Invaincus à domicile depuis six mois, et sans défaite depuis onze matches au Moustoir, Avom et Lorient rêvaient d’une première demi-finale depuis une décennie. Le scénario s’est brutalement assombri juste avant la pause : Pablo Pagis, emporté par son engagement, était expulsé à la 43e minute, laissant les siens à dix pour plus d’une mi-temps.
Comme si cela ne suffisait pas, le capitaine Laurent Abergel quittait les siens sur blessure peu après l’heure de jeu (57e). Deux coups de massue. Deux raisons de céder. Lorient a pourtant refusé de plier. Compact, discipliné, solidaire, le bloc breton a opposé une résistance farouche à des Niçois longtemps stériles.
Nice en supériorité… mais sans idées
En face, l’OGC Nice, en quête de rachat dans une saison irrégulière, n’a jamais su transformer son avantage numérique en domination réelle. L’option Tanguy Ndombele en pointe n’a pas apporté la verticalité attendue, et les Aiglons ont confondu maîtrise et lenteur.
Le match s’est résumé à une succession de duels, de dures collisions, d’interruptions hachées. Une bataille plus qu’une partie de football. La statistique résume l’ennui : zéro tir cadré en 120 minutes. Une anomalie à ce niveau de compétition.
Les seules frayeurs sont venues d’éclairs isolés. Morgan Sanson, idéalement servi par Jonathan Clauss, manquait sa tête à bout portant. Dante Carlos, lui aussi, voyait la sienne passer au-dessus. Trop peu pour faire vaciller des Merlus héroïques.

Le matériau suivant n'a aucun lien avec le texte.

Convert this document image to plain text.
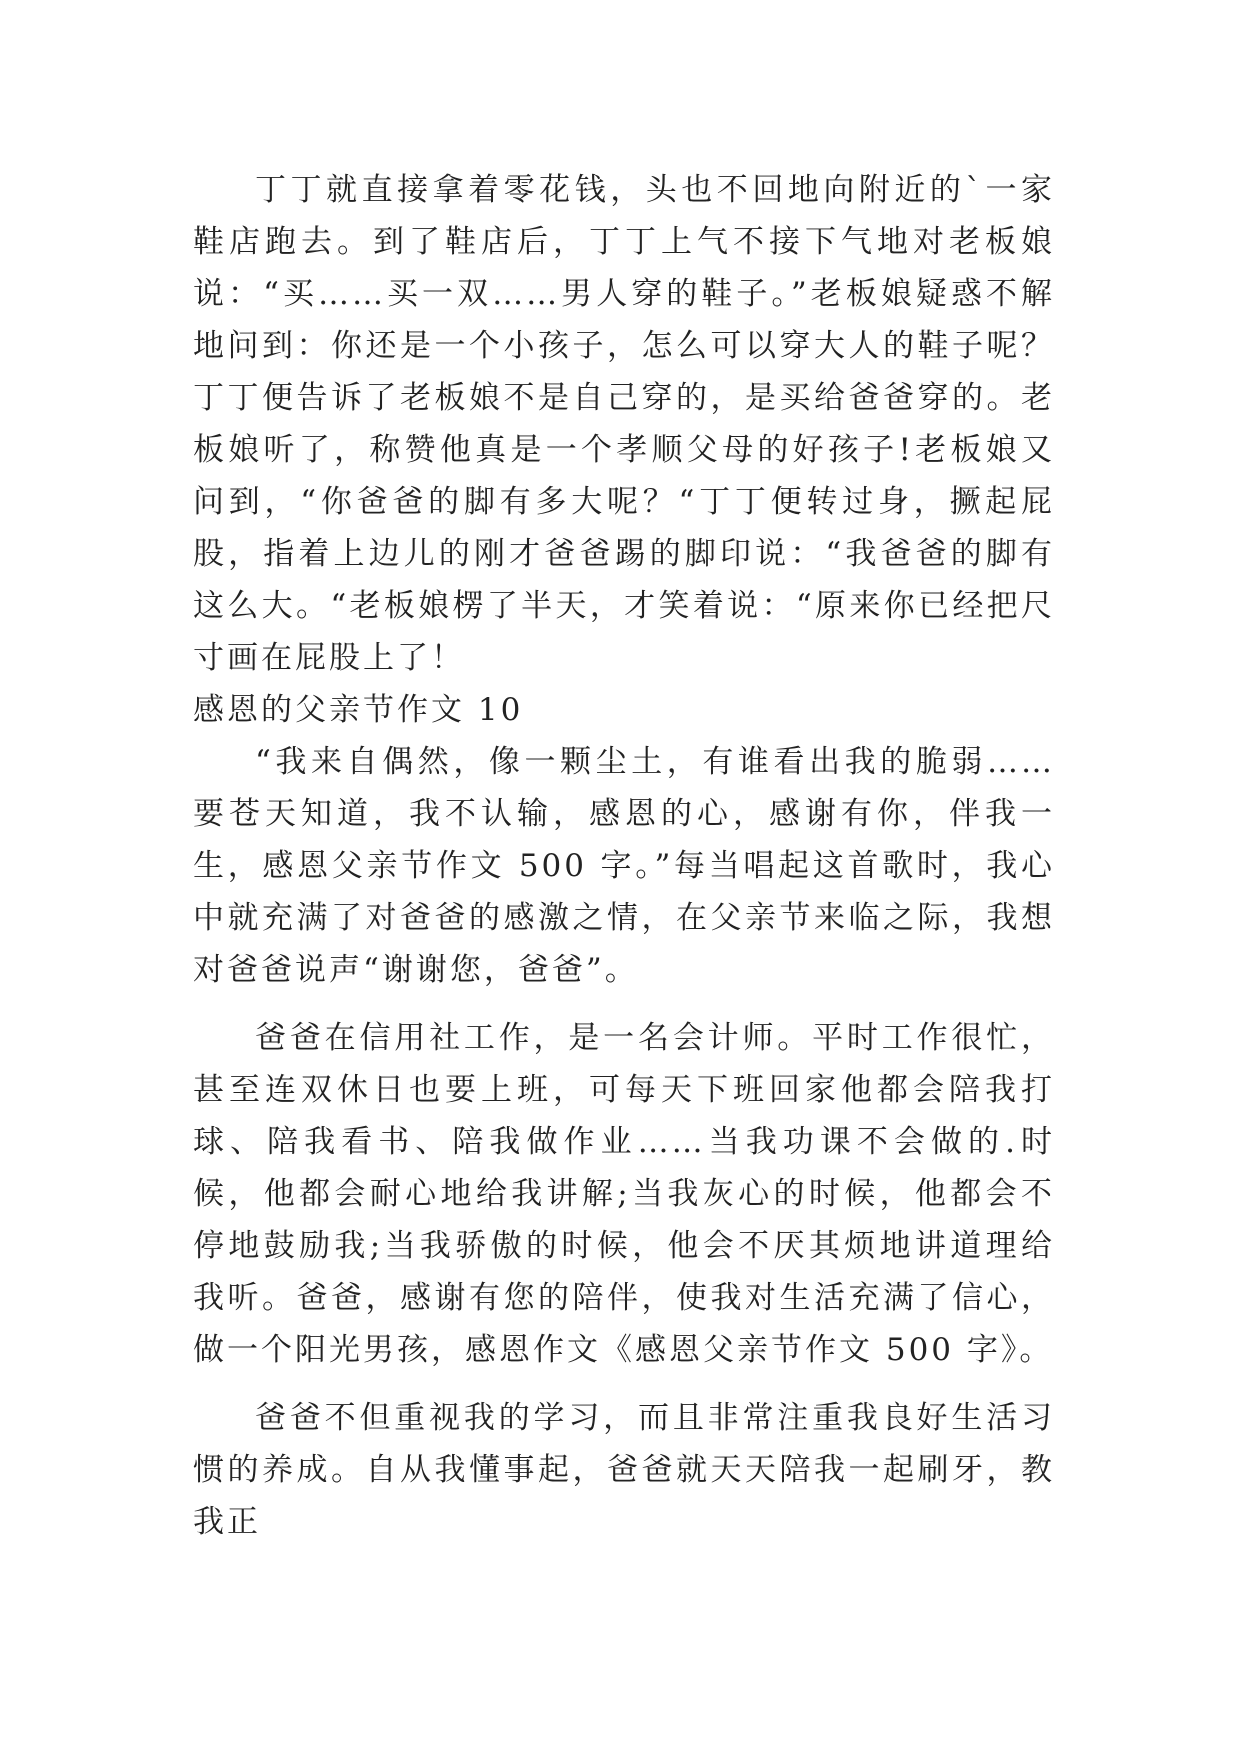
丁丁就直接拿着零花钱，头也不回地向附近的`一家鞋店跑去。到了鞋店后，丁丁上气不接下气地对老板娘说：“买……买一双……男人穿的鞋子。”老板娘疑惑不解地问到：你还是一个小孩子，怎么可以穿大人的鞋子呢？丁丁便告诉了老板娘不是自己穿的，是买给爸爸穿的。老板娘听了，称赞他真是一个孝顺父母的好孩子!老板娘又问到，“你爸爸的脚有多大呢？“丁丁便转过身，撅起屁股，指着上边儿的刚才爸爸踢的脚印说：“我爸爸的脚有这么大。“老板娘楞了半天，才笑着说：“原来你已经把尺寸画在屁股上了！

感恩的父亲节作文 10

“我来自偶然，像一颗尘土，有谁看出我的脆弱……要苍天知道，我不认输，感恩的心，感谢有你，伴我一生，感恩父亲节作文 500 字。”每当唱起这首歌时，我心中就充满了对爸爸的感激之情，在父亲节来临之际，我想对爸爸说声“谢谢您，爸爸”。

爸爸在信用社工作，是一名会计师。平时工作很忙，甚至连双休日也要上班，可每天下班回家他都会陪我打球、陪我看书、陪我做作业……当我功课不会做的.时候，他都会耐心地给我讲解;当我灰心的时候，他都会不停地鼓励我;当我骄傲的时候，他会不厌其烦地讲道理给我听。爸爸，感谢有您的陪伴，使我对生活充满了信心，做一个阳光男孩，感恩作文《感恩父亲节作文 500 字》。

爸爸不但重视我的学习，而且非常注重我良好生活习惯的养成。自从我懂事起，爸爸就天天陪我一起刷牙，教我正
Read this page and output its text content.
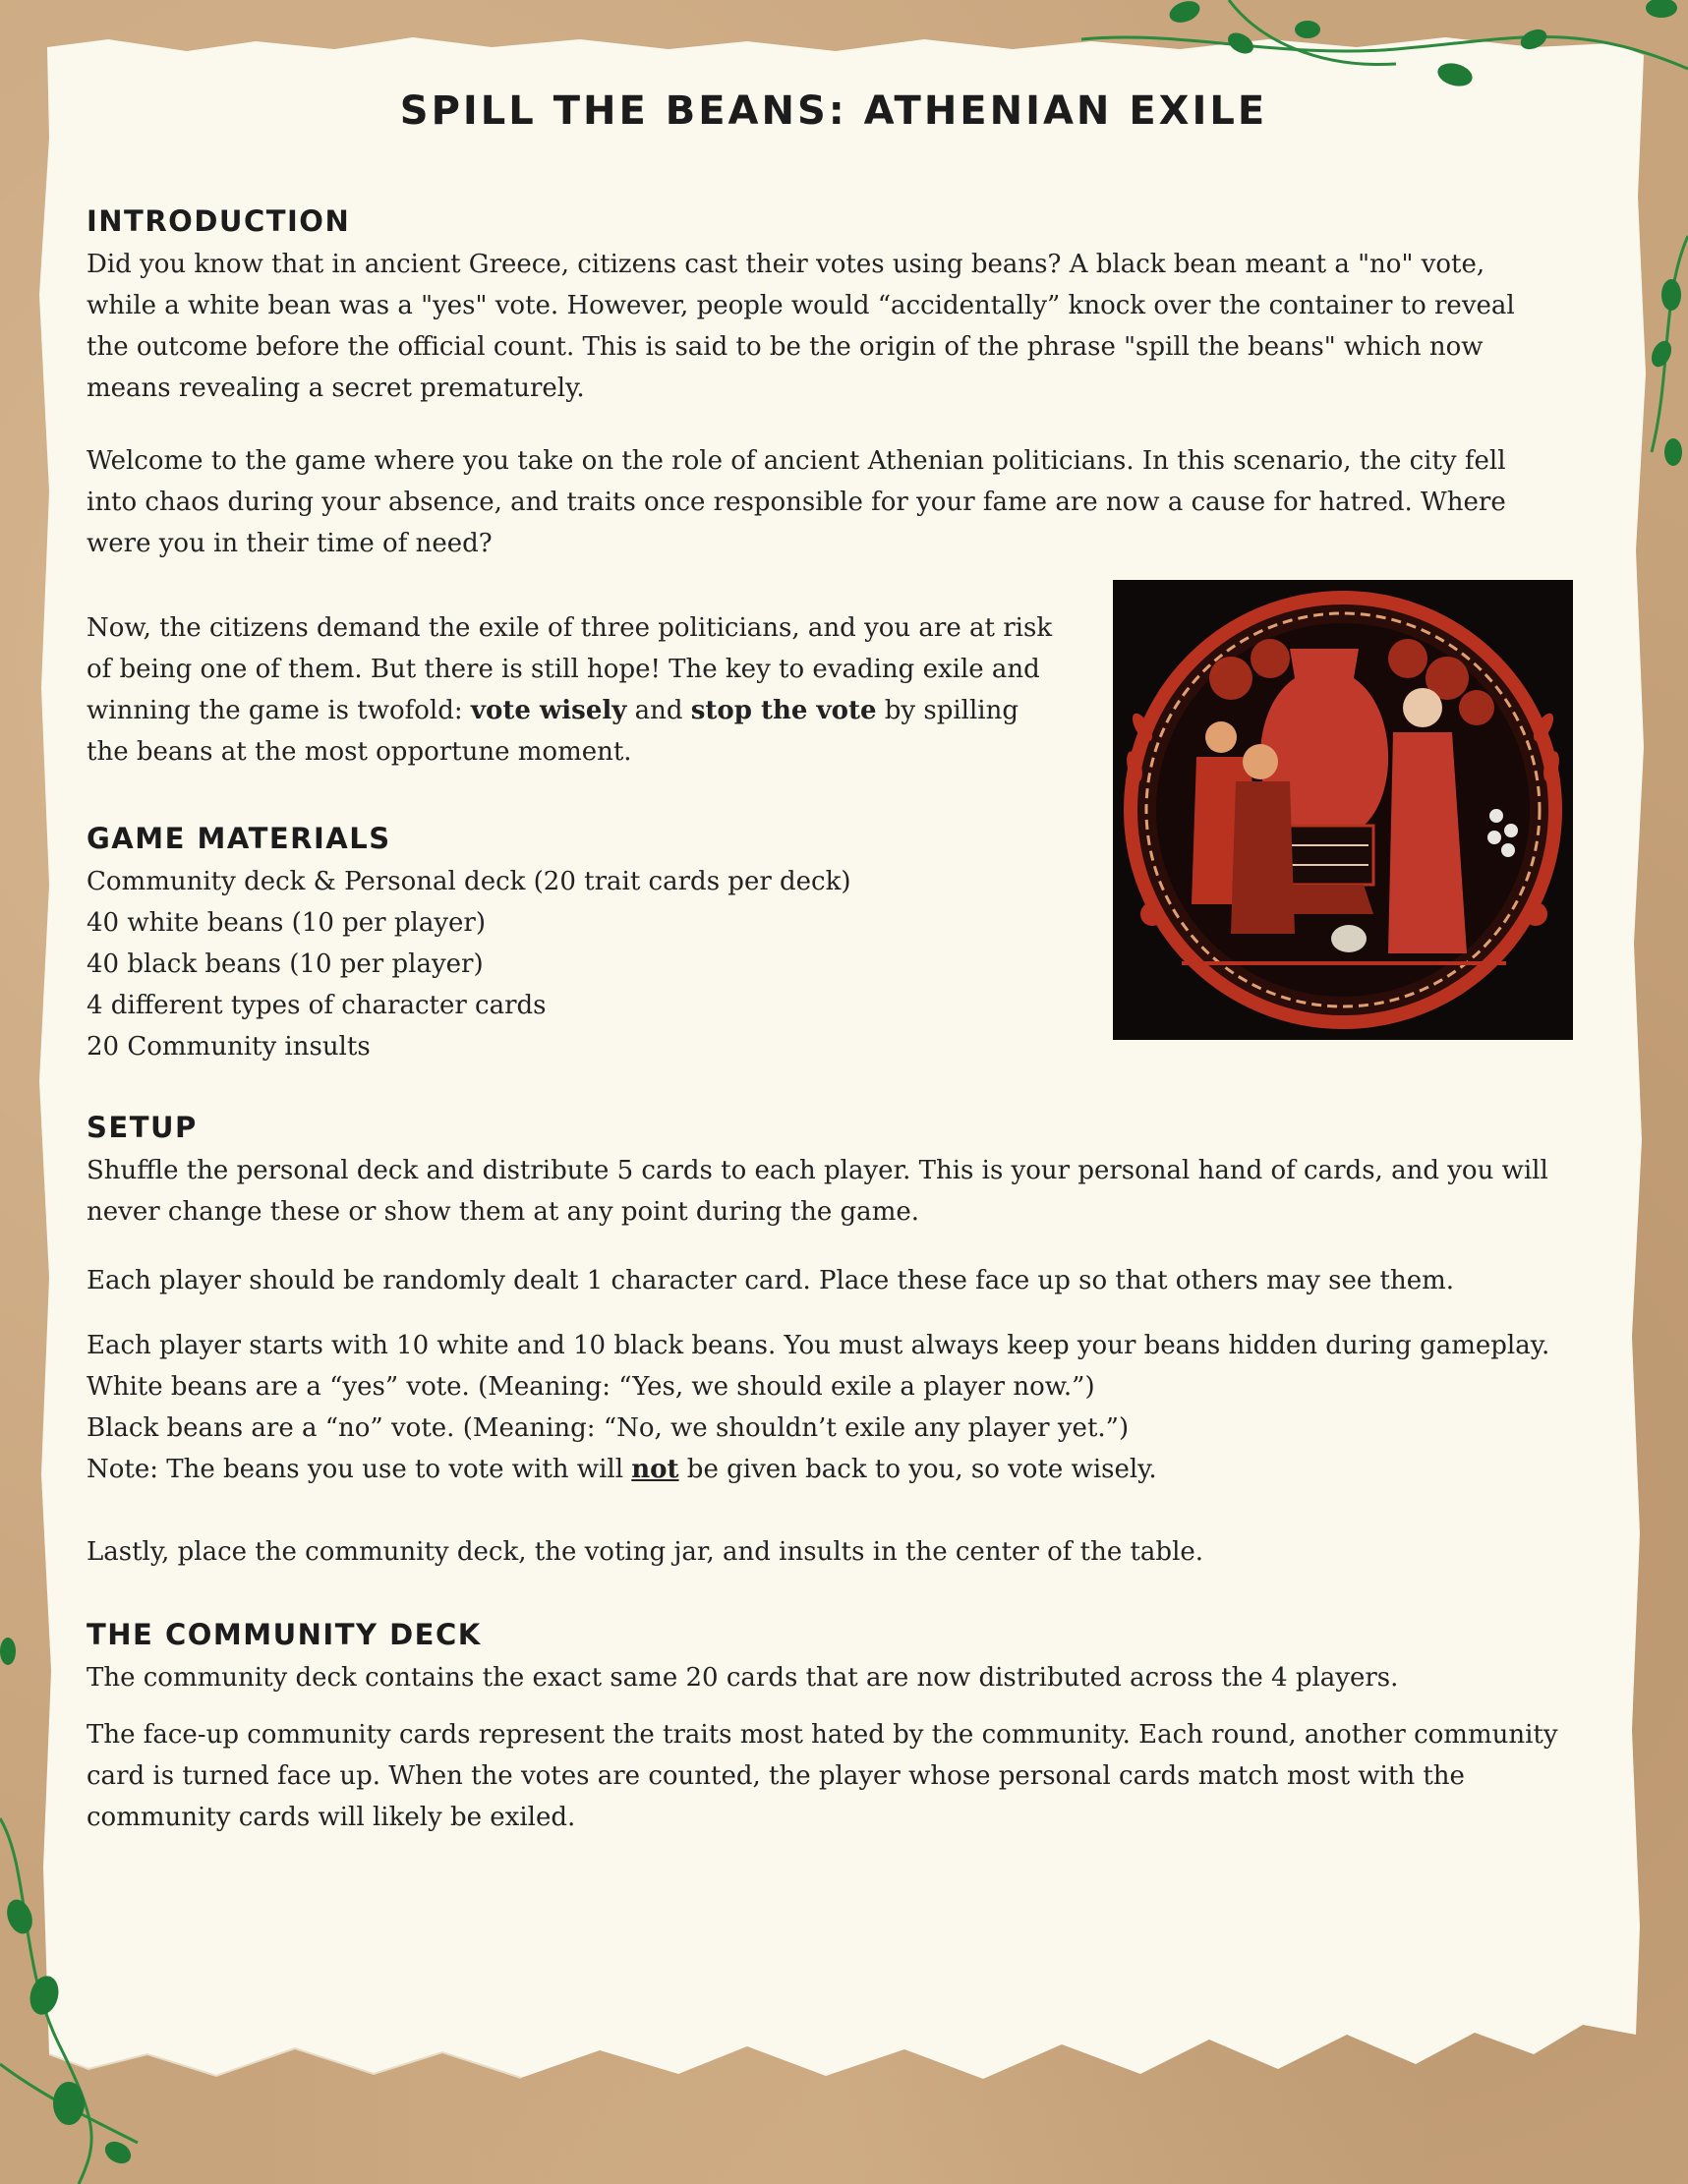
SPILL THE BEANS: ATHENIAN EXILE
INTRODUCTION

Did you know that in ancient Greece, citizens cast their votes using beans? A black bean meant a "no" vote, while a white bean was a "yes" vote. However, people would “accidentally” knock over the container to reveal the outcome before the official count. This is said to be the origin of the phrase "spill the beans" which now means revealing a secret prematurely.

Welcome to the game where you take on the role of ancient Athenian politicians. In this scenario, the city fell into chaos during your absence, and traits once responsible for your fame are now a cause for hatred. Where were you in their time of need?

Now, the citizens demand the exile of three politicians, and you are at risk of being one of them. But there is still hope! The key to evading exile and winning the game is twofold: vote wisely and stop the vote by spilling the beans at the most opportune moment.

GAME MATERIALS
Community deck & Personal deck (20 trait cards per deck)
40 white beans (10 per player)
40 black beans (10 per player)
4 different types of character cards
20 Community insults
SETUP

Shuffle the personal deck and distribute 5 cards to each player. This is your personal hand of cards, and you will never change these or show them at any point during the game.

Each player should be randomly dealt 1 character card. Place these face up so that others may see them.

Each player starts with 10 white and 10 black beans. You must always keep your beans hidden during gameplay.
White beans are a “yes” vote. (Meaning: “Yes, we should exile a player now.”)
Black beans are a “no” vote. (Meaning: “No, we shouldn’t exile any player yet.”)
Note: The beans you use to vote with will not be given back to you, so vote wisely.

Lastly, place the community deck, the voting jar, and insults in the center of the table.

THE COMMUNITY DECK

The community deck contains the exact same 20 cards that are now distributed across the 4 players.

The face-up community cards represent the traits most hated by the community. Each round, another community card is turned face up. When the votes are counted, the player whose personal cards match most with the community cards will likely be exiled.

La séance bascule dans la folie
Tout s’est donc joué dans l’exercice cruel des tirs au but. Nice, déjà vainqueur dans cet exercice face à Nantes au tour précédent, a pourtant démarré de la pire des manières. Un penalty à retirer, puis manqué par Bernardeau. Louchet expédiait ensuite sa tentative hors cadre. Lorient menait 3-1 : le Moustoir exultait.
Mais la Coupe adore les retournements. Soumano butait sur le gardien niçois Diouf. Avom Ebong trouvait l’équerre. En quelques minutes, les certitudes bretonnes s’effondraient. L’égalisation était là.
À 5-4 pour Lorient, Faye croyait redonner l’avantage définitif aux siens. Diouf touchait la barre, la tentative était à retirer, et le Lorientais transformait sa seconde chance sans trembler. Le suspense devenait insoutenable.
Puis vint l’instant fatal. À 6-5 pour Nice, Meïté s’avançait. Sa frappe, trop molle, manquait de conviction. Diouf plongeait du bon côté et repoussait. Silence glacial au Moustoir. Les Aiglons pouvaient exulter.
Nice sauve sa saison
Dans un match fermé, presque étouffant, Nice n’a pas brillé. Mais Nice a survécu. Et parfois, en Coupe, cela suffit. Les Aiglons rejoignent le dernier carré et s’offrent une bouffée d’oxygène dans une saison jusque-là frustrante.
Lorient, lui, quitte la compétition la tête haute. Réduits à dix, privés de leur capitaine, les Merlus ont frôlé l’exploit. La cruauté des tirs au but leur rappelle simplement que la Coupe ne pardonne rien — pas même l’héroïsme.